Un vrai Bellevillois, Henri Krasucki
par Philippe Dubuc de l’AHAV
Une famille militante et résistante
Le père d’Henri Krasucki, Isaac Krasucki, était un militant syndical et politique dans la Pologne antisémite et anticommuniste du maréchal Pilsudski et dut s’expatrier à Paris en 1924. Les ateliers et les usines étaient à cette époque nombreuses dans le 20e qui était un lieu d’accueil des juifs ashkénazes parlant yiddish et fuyant les pogroms de Pologne et de Russie ; c’est donc là que se réfugia Isaac Krasucki.

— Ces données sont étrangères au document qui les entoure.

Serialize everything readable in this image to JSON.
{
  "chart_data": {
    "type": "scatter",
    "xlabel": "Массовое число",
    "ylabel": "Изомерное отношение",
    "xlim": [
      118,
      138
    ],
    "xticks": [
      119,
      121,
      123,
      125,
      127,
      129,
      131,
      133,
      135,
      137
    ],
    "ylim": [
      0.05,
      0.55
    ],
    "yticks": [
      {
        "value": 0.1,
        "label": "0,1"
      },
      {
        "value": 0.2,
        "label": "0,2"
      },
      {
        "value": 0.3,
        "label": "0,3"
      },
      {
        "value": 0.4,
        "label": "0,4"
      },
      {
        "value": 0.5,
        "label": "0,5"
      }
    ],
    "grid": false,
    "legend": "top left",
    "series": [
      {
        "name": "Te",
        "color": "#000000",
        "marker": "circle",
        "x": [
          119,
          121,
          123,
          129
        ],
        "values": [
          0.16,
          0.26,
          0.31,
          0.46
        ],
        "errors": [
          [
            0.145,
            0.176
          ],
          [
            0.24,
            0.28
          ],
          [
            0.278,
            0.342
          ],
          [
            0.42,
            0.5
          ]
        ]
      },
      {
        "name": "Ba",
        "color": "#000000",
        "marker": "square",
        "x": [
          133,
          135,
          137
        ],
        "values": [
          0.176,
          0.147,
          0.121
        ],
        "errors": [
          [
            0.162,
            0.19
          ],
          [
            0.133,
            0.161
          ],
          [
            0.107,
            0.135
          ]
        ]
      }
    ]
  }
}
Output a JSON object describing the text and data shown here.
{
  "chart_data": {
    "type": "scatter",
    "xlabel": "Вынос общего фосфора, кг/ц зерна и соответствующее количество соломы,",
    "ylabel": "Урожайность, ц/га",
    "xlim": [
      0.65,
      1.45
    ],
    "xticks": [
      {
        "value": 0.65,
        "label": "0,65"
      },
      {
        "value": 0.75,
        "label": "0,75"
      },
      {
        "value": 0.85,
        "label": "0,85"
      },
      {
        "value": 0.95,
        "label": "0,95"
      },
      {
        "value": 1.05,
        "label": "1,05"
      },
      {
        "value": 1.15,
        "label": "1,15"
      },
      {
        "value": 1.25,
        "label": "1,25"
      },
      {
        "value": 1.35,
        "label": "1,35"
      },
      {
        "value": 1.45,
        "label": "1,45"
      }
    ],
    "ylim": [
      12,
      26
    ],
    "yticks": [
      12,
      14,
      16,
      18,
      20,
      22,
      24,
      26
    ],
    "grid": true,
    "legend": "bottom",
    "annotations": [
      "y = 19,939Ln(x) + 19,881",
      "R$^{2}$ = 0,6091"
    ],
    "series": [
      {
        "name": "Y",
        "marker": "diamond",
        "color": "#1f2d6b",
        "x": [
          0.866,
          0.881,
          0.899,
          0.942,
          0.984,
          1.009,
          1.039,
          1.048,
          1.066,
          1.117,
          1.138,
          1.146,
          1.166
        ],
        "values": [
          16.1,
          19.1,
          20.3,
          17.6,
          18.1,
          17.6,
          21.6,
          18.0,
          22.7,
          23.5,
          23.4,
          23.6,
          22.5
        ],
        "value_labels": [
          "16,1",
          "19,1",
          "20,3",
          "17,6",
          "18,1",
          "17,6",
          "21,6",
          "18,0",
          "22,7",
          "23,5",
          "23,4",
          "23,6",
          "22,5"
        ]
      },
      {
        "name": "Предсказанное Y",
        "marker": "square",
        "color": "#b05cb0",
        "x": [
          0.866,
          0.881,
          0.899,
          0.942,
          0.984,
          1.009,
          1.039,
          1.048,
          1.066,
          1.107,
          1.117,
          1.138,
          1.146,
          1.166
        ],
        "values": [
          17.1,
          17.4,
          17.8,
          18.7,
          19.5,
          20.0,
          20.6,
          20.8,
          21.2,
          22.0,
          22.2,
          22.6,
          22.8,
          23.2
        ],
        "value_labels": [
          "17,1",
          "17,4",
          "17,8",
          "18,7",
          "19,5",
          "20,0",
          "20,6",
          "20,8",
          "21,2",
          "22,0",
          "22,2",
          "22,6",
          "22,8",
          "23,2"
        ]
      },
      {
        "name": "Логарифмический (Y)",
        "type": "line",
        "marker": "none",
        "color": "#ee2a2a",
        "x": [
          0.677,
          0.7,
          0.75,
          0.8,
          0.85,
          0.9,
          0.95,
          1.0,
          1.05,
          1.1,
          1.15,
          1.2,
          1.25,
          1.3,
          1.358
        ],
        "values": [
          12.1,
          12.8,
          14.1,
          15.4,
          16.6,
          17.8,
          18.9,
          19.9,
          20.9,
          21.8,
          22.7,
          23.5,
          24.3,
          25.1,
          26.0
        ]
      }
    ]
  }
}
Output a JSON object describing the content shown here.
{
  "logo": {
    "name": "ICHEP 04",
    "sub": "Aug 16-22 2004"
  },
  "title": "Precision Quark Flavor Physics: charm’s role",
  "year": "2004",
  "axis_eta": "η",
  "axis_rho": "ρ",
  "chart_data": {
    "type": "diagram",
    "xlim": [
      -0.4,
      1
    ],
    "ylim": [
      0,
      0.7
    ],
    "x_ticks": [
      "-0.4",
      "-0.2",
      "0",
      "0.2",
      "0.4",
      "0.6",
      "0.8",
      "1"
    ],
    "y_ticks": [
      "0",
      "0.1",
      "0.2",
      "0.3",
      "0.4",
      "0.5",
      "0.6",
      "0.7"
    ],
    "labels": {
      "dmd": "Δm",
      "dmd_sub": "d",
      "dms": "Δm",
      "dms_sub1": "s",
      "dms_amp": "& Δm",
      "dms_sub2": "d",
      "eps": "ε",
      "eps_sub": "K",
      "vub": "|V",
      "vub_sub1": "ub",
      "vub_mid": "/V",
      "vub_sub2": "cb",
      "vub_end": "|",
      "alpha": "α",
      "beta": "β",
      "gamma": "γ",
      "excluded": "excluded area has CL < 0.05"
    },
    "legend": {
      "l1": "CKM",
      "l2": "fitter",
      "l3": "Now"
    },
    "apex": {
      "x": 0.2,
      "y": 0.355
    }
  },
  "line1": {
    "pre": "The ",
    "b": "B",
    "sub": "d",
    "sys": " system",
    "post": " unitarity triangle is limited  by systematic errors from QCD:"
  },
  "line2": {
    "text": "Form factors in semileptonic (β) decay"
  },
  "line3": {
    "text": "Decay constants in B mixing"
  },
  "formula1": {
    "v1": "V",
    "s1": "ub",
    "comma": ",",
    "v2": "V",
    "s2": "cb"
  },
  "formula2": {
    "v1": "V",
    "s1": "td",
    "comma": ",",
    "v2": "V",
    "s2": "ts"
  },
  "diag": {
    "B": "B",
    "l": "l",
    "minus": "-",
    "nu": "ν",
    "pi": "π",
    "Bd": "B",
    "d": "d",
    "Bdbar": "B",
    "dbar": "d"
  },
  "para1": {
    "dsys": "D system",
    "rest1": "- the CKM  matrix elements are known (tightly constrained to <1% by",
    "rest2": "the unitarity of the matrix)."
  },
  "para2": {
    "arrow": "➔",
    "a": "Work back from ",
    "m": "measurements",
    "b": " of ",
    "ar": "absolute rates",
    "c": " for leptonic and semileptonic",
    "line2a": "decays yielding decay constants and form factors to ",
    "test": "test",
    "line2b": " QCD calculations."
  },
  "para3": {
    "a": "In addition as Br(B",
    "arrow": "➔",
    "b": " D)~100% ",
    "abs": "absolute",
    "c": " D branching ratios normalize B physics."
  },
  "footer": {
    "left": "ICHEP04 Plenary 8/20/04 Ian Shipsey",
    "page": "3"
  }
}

La mère d’Henri Krasucki, Léa, était, comme son père, une militante communiste, elle le rejoignit à Paris en 1926. Le parti communiste était alors très implanté à Belleville. Jacques Duclos en sera député et, en 1936, les deux circonscriptions sont remportées par des communistes qui publient un journal militant « L’Éveil du 20e ». Le couple travaille dans la « maille », ils fondent un petit atelier de textile à Belleville tout en continuant à militer au parti communiste, ainsi que dans des organisations juives révolutionnaires. Pendant l’occupation allemande, il continue son activité de militant, devient responsable de la commission intersyndicale juive et organise des sabotages. Léa participe également à des activités de résistance.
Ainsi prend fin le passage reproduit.